Catch Up On Gluten Free
I’m constantly hearing about the gluten-free diet. I’m guessing unless you require a gluten-free diet or are related to someone that does, you might not have a clue why some people must eat gluten-free products. It’s something to do with wheat, right?
What is Gluten-Free?
When it comes to a gluten-free diet, it basically means eating a diet that doesn’t contain the protein complex called gluten which is found in cereal grains such as wheat, barley, and rye.
There has been no scientific evidence that there are many benefits from eating a gluten-free diet for the general, healthy population (more about specific conditions later) (Gaesser & Anqadi 2012).
One study went so far as to say that when consumed by healthy individuals, a gluten-free diet can actually decrease the population of beneficial gut bacteria and decrease the host’s immunity (Palma et al 2009).
Regardless, gluten-free products are increasing in demand, it is becoming a trendy diet. The market for these products actually increased by an annual rate of 28% between 2004 and 2011 (Gaesser & Anqadi 2012)!
The main reason for a gluten-free diet is because it is the most widely accepted medical treatment for celiac disease. Celiac disease is an autoimmune disease of the small intestine which can cause pain in the digestive tract.
Celiac Disease Symptoms
Over time this response to gluten can cause inflammation which can prevent or hamper the absorption of certain nutrients. According to the Mayo Clinic,
The intestinal damage can cause weight loss, bloating and sometimes diarrhea. Eventually, your brain, nervous system, bones, liver and other organs can be deprived of vital nourishment.
This can lead to the sufferer being malnourished.
Some other symptoms of celiac disease are anemia (iron deficiency), skin rash (Dermatitis herpetiformis), headaches, osteoporosis, joint pain, acid reflux, heartburn, nervous system injury, and reduced functioning of the spleen.
When it comes to children and celiac disease, over 75% of the cases involve obese or overweight individuals.
Along with individuals that have celiac disease, wheat intolerant individuals (dangers of cross-contamination) and individuals with gluten allergies may also prescribe to this diet.
For these individuals, doctors may also prescribe not eating oats due to the possibility of cross-contamination during the milling process. The composition of the diet itself can also lead to deficiencies in folate, fiber, iron…etc.
So the next time you see a supplement with a gluten-free label you know that it simply is an ideal product for individuals who have celiac disease or are intolerant to gluten: found in wheat, rye, and barley.
On the other hand, an exclusively gluten-free diet by healthy individuals can result in malnourishment, decreased beneficial gut bacteria, and even a decreased immune system!

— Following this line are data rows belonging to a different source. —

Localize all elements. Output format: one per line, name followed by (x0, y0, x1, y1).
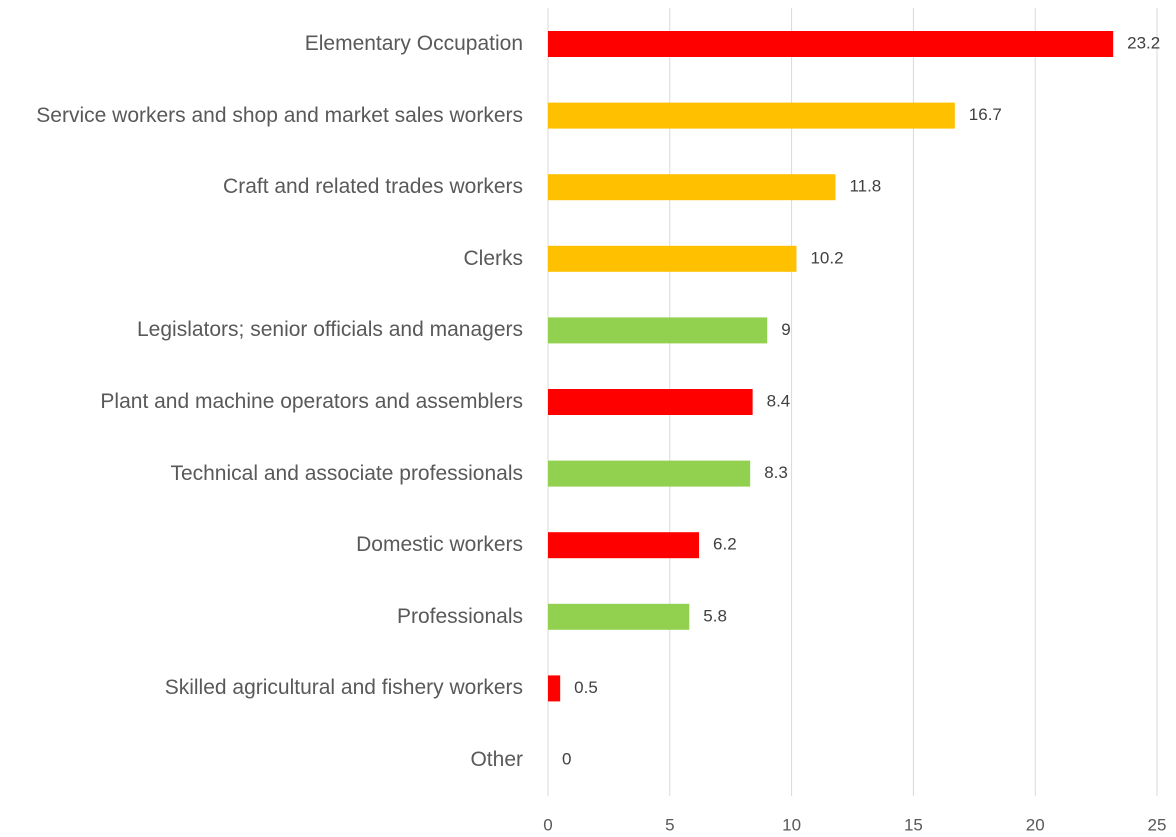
value-label: 23.2 (1127, 33, 1160, 52)
x-tick-label: 15 (904, 815, 923, 834)
value-label: 8.3 (764, 463, 788, 482)
y-tick-label: Craft and related trades workers (223, 175, 523, 199)
bar (548, 31, 1114, 57)
x-tick-label: 10 (782, 815, 801, 834)
bar (548, 460, 751, 487)
bar (548, 675, 561, 702)
value-label: 10.2 (810, 248, 843, 267)
category-label-box: Craft and related trades workers (3, 172, 523, 202)
category-label-box: Elementary Occupation (3, 29, 523, 59)
y-tick-label: Legislators; senior officials and manage… (137, 318, 523, 342)
category-label-box: Professionals (3, 602, 523, 632)
value-label: 16.7 (969, 105, 1002, 124)
value-label: 0 (562, 749, 571, 768)
x-tick-label: 20 (1026, 815, 1045, 834)
value-label: 0.5 (574, 678, 598, 697)
bar (548, 603, 690, 630)
category-label-box: Service workers and shop and market sale… (3, 101, 523, 131)
y-tick-label: Technical and associate professionals (170, 461, 523, 485)
y-tick-label: Elementary Occupation (304, 32, 523, 55)
y-tick-label: Domestic workers (356, 533, 523, 557)
category-label-box: Other (3, 745, 523, 775)
bar (548, 532, 700, 559)
category-label-box: Legislators; senior officials and manage… (3, 315, 523, 345)
x-tick-label: 25 (1148, 815, 1167, 834)
category-label-box: Technical and associate professionals (3, 459, 523, 489)
y-tick-label: Other (470, 748, 523, 771)
y-tick-label: Skilled agricultural and fishery workers (164, 676, 523, 700)
x-tick-label: 5 (665, 815, 674, 834)
value-label: 9 (781, 320, 790, 339)
bar (548, 174, 836, 201)
value-label: 8.4 (767, 391, 791, 410)
category-label-box: Domestic workers (3, 530, 523, 560)
x-tick-label: 0 (543, 815, 552, 834)
category-label-box: Plant and machine operators and assemble… (3, 387, 523, 417)
bar (548, 245, 797, 272)
value-label: 5.8 (703, 606, 727, 625)
category-label-box: Clerks (3, 244, 523, 274)
value-label: 11.8 (849, 177, 881, 196)
bar (548, 102, 955, 129)
value-label: 6.2 (713, 535, 737, 554)
y-tick-label: Service workers and shop and market sale… (36, 103, 523, 127)
y-tick-label: Plant and machine operators and assemble… (100, 390, 523, 413)
category-label-box: Skilled agricultural and fishery workers (3, 673, 523, 703)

Thoughts from a friend that is experienced with the gluten diet (for medical reasons) how hard it was to find gluten-free food,
Buying gluten free is expensive and usually it is a trial and error basis.
“Try a certain brand, if it doesn’t taste good, try another brand the next time until you find one you like. I had to do that with noodles, cereal, chips, and stuff like that. Eating out isn’t a big deal. I don’t do a lot of fast food anymore because almost everything comes on bread. However, at restaurants, there’s plenty to choose from and you can switch your sides to veggies or order something without bread or breading.”
Thanks for the great info on the gluten-free diet!
Gaesser GA, Anqadi SS (2012) Gluten-free diet: Imprudent dietary advice for the general population? Journal of the Academy of Nutrition and Dietetics 112: 1330-1333.
Palma GD, Nadal I, Collada MC, Sanz Y (2009) Effects of gluten-free diet on gut microbiota and immune function in healthy adult human subjects. British Journal of Nutrition 102: 1154-1160.